Coeliac disease is a serious medical condition, and gluten intolerance can cause discomfort and pain. However, despite the current craze for gluten-free foods, the vast majority of people have no problem digesting gluten. Gluten is simply a protein found in certain grains, and is responsible for the texture of baked goods. If you don’t have a specific problem with it, you’re actually significantly better off avoiding gluten-free versions of bread and cakes, as these are often loaded with additives and extra sugars to compensate.

In addition to that all-important caffeine, coffee is also rich in flavonoids, known to help improve heart health. Coffee may also help to reduce the risk for type 2 diabetes, Alzheimer’s and Parkinson’s disease. 

Highly-processed bread has lost practically all of its nutrients by the time it sits on supermarket shelves, but real, homemade breads are still good for you — use good-quality, stone-ground whole wheat flour to reap the benefits. Sourdough and other yeast breads, in particular, are great for keeping your gut healthy; gut health has recently been shown to impact everything from weight to mental health.

Full-fat dairy
If you need proof that real, full-fat dairy won’t make you gain weight, just take a look at the enviably slim yet cheese-obsessed nation of France. In fact, three of the world’s biggest cheese-consuming countries — France, Italy and Greece — have some of the lowest rates of obesity and cardiovascular disease in the Western world. Cheese is chock full of protein and calcium, aids with digestion and is excellent for reducing acidity in your mouth, keeping your teeth strong.
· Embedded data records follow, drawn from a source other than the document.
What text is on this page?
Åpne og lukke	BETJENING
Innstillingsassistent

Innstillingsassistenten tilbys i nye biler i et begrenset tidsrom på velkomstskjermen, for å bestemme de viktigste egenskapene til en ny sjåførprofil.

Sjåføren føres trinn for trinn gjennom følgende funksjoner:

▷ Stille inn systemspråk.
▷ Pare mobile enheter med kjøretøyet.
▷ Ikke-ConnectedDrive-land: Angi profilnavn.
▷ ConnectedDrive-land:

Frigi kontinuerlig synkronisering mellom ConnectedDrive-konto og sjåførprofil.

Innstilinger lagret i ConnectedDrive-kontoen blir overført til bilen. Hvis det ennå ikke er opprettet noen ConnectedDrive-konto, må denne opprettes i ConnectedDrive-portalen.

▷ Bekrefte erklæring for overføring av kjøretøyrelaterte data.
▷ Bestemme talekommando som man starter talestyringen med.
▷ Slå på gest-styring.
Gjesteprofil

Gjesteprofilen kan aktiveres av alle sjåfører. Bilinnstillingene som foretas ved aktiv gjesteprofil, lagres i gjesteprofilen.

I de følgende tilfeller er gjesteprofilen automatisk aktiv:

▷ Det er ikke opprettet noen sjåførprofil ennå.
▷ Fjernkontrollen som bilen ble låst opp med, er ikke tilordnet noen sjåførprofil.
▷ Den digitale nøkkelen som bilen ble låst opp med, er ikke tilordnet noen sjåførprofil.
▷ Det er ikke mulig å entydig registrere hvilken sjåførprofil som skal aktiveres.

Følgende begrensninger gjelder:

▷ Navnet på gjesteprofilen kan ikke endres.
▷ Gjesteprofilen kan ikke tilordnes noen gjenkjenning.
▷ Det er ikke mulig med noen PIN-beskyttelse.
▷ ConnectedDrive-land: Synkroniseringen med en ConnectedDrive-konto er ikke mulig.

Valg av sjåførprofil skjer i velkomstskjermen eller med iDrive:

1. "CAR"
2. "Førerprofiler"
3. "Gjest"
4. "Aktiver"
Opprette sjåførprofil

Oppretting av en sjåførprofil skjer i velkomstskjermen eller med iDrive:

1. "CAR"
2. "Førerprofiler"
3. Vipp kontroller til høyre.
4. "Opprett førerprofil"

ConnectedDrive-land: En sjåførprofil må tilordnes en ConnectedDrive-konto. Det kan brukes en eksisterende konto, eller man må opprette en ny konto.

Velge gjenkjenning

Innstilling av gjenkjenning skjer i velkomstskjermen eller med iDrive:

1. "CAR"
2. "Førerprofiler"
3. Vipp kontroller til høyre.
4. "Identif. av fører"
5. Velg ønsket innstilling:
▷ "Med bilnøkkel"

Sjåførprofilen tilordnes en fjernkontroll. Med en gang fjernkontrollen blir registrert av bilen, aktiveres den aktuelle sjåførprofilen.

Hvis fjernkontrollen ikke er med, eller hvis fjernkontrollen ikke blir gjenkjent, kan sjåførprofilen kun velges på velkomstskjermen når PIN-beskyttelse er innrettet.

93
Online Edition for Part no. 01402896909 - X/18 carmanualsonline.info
Potatoes are one of the few vegetables often considered unhealthy due to their high glycaemic index, and the fact that they are so strongly associated with chips doesn’t help! However, spuds are a valuable source of brain-fuelling carbohydrates, minerals, vitamin C, B vitamins and fibre. They’re also naturally fat- and cholesterol-free. Most of the fibre is found in the skin, so scrub rather than peel to maximise benefits.